8 Ways Yoga Helps With Addiction Recovery

8 Ways Yoga Helps With Addiction Recovery

by Susan Treadway


Addiction is both physiological and psychological. As such, it is just as important to take care of yourself physically as it is to take care of yourself emotionally. Physical fitness of all types can help facilitate the recovery process. In addition to your recovery plan, try out some yoga. Here’s what yoga does for you.

1. Yoga reduces stress.

Going through addiction recovery can be a stressful experience. Stress, unfortunately, makes you more susceptible to relapse. However, yoga can help you alleviate and manage your stress. In the Journal of Nursing Research, a study found that yoga — Hatha yoga, in particular — reduced stress both immediately and in the long-term.

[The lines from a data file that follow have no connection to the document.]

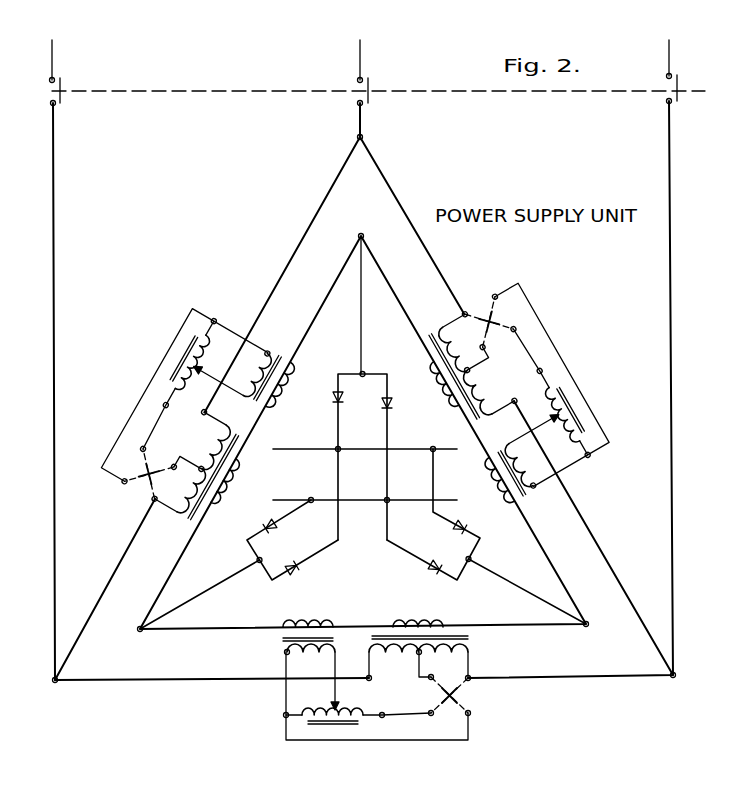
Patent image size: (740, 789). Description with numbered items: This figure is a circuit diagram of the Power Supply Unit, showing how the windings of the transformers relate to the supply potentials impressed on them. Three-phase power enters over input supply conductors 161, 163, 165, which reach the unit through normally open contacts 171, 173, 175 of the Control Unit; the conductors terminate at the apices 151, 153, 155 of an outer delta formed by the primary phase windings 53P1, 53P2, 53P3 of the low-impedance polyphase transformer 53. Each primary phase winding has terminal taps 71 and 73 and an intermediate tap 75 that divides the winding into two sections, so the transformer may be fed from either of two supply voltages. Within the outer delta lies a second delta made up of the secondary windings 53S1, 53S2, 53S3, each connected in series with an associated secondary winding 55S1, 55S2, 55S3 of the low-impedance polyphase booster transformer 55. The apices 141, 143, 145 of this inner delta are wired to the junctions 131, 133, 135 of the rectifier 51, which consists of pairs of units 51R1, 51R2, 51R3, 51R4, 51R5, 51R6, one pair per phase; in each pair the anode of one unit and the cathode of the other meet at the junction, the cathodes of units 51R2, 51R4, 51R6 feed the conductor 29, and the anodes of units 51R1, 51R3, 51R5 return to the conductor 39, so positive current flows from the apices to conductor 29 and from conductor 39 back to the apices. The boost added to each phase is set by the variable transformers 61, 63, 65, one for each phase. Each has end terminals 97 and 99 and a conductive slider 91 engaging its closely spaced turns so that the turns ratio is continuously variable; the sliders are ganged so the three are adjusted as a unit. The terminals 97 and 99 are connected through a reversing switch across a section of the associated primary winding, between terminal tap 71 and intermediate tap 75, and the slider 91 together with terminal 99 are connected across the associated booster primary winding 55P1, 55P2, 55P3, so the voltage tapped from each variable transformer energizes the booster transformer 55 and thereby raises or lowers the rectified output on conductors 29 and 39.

The conductor 29 is at (378, 449).
The conductor 39 is at (391, 500).
The rectifier 51 is at (374, 482).
The rectifier unit 51R1 is at (293, 532).
The rectifier unit 51R2 is at (298, 568).
The rectifier unit 51R3 is at (430, 567).
The rectifier unit 51R4 is at (455, 532).
The rectifier unit 51R5 is at (389, 403).
The rectifier unit 51R6 is at (333, 397).
The polyphase transformer 53 is at (178, 541).
The primary phase winding 53P1 is at (470, 645).
The primary phase winding 53P2 is at (462, 313).
The primary phase winding 53P3 is at (203, 470).
The secondary winding 53S1 is at (413, 615).
The secondary winding 53S2 is at (436, 390).
The secondary winding 53S3 is at (225, 484).
The polyphase booster transformer 55 is at (320, 671).
The booster primary winding 55P1 is at (285, 652).
The booster primary winding 55P2 is at (536, 491).
The booster primary winding 55P3 is at (266, 352).
The booster secondary winding 55S1 is at (299, 627).
The booster secondary winding 55S2 is at (498, 472).
The booster secondary winding 55S3 is at (290, 392).
The variable transformer 61 is at (320, 708).
The variable transformer 63 is at (558, 440).
The variable transformer 65 is at (200, 350).
The terminal tap 71 is at (470, 676).
The terminal tap 73 is at (371, 678).
The intermediate tap 75 is at (421, 654).
The conductive slider 91 is at (337, 705).
The end terminal 97 is at (284, 717).
The end terminal 99 is at (383, 717).
The junction 131 is at (258, 564).
The junction 133 is at (471, 559).
The junction 135 is at (364, 374).
The apex of the delta 141 is at (141, 631).
The apex of the delta 143 is at (588, 626).
The apex of the delta 145 is at (363, 236).
The apex 151 is at (676, 676).
The apex 153 is at (363, 137).
The apex 155 is at (52, 681).
The input supply conductor 161 is at (672, 157).
The input supply conductor 163 is at (360, 121).
The input supply conductor 165 is at (55, 172).
The normally open contact 171 is at (679, 98).
The normally open contact 173 is at (370, 99).
The normally open contact 175 is at (62, 99).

2. Yoga provides a spiritual environment

You don’t have to be religious to enjoy the spiritual and holistic benefits of yoga. Part of the spirituality of yoga is that yoga itself is a meditative act. The series of poses are meant to calm the body, and allows you to turn your attention inward and reflect on how you are feeling and what you are experiencing in the present moment.

3. Yoga gives you community

Next to the spirituality comes the community. Yoga is everywhere these days, and regardless of where you go, you’ll find a community. Your experience can be just as basic as taking comfort that someone is struggling with a pose as much as you are, or you can find strength in growing together. This helps people recovering from addiction. It’s easier to do something with someone, and it’s the same for overcoming difficulty.

4. Yoga helps you accept yourself

Overall, exercise helps us feel good. Exercise gives us endorphins, and endorphins make us happy. Yoga may not feel like exercise for some, but exercise can’t be boiled down to how much you sweat. Guiding your body into less natural poses or holding a plank for a long time strengthens your limbs. It can be difficult to do bridge pose when your neighbor is doing a full-on backbend, but know that yoga is meant to be done at your own level and at your own pace. Accepting your limitations gives you patience as you work on overcoming your addiction.

5. Yoga improves self-confidence

According to Psychology Today, yoga poses are better at boosting self-confidence than popular “power poses.” Increasing self-confidence is important during recovery, as addiction can bring shame and guilt. Even just a few key poses can make a difference.

6. Yoga makes you strong

If you hate going to the gym, yoga is a suitable alternative. Often, the poses will work different parts of the body, from the push-ups of sun salutations to knee-strengthening aspects of warrior poses. It may not give you bulk, but it will help prevent injury. The strength you develop will help your body heal from your previous addiction.

7. Yoga forces you to remain in the present and eliminates reactive traits

As previously mentioned, yoga is a meditative act. Typically, your instructor will be constantly reminding you to focus on your breath. Breathing is an important aspect of yoga practice, as it helps you through difficult poses and gives you something to focus on while moving through the poses. This helps you practice remaining in the present moment and not letting your mind wander. It’s called “practice” for a reason, which is why it’s important to make a habit of doing yoga.

8. Yoga helps with sleep and rejuvenation

After a session, yoga typically ends in savasana, or as it’s more colloquially known, “corpse pose.” The pose is exactly what it sounds like: you lying on the floor on your back with your eyes closed. Often, people will find themselves relaxed to the point of sleeping. Being able to sleep well is just as important as exercising.

Yoga has many benefits: reduced stress, confidence, strength, and an ability to accept oneself. While it will take time, consider trying out yoga to help you in addiction recovery. It won’t be easy, but it also allows you to set your own limitations, work from where you’re at, and grow from there.


Susan Treadway is an addict in recovery. She uses a holistic approach to sobriety to stay on a successful path and believes adopting even a few holistic methods can help anyone struggling with addiction.

She wants everyone to know that you don’t have to be a hippie to embrace holistic wellness – this concept is simply about focusing on your entire sense of well-being rather than just one part. She hopes her website, rehabholistics.com, will inspire anyone who has struggled with addiction to incorporate holistic practices into their own self-care routine.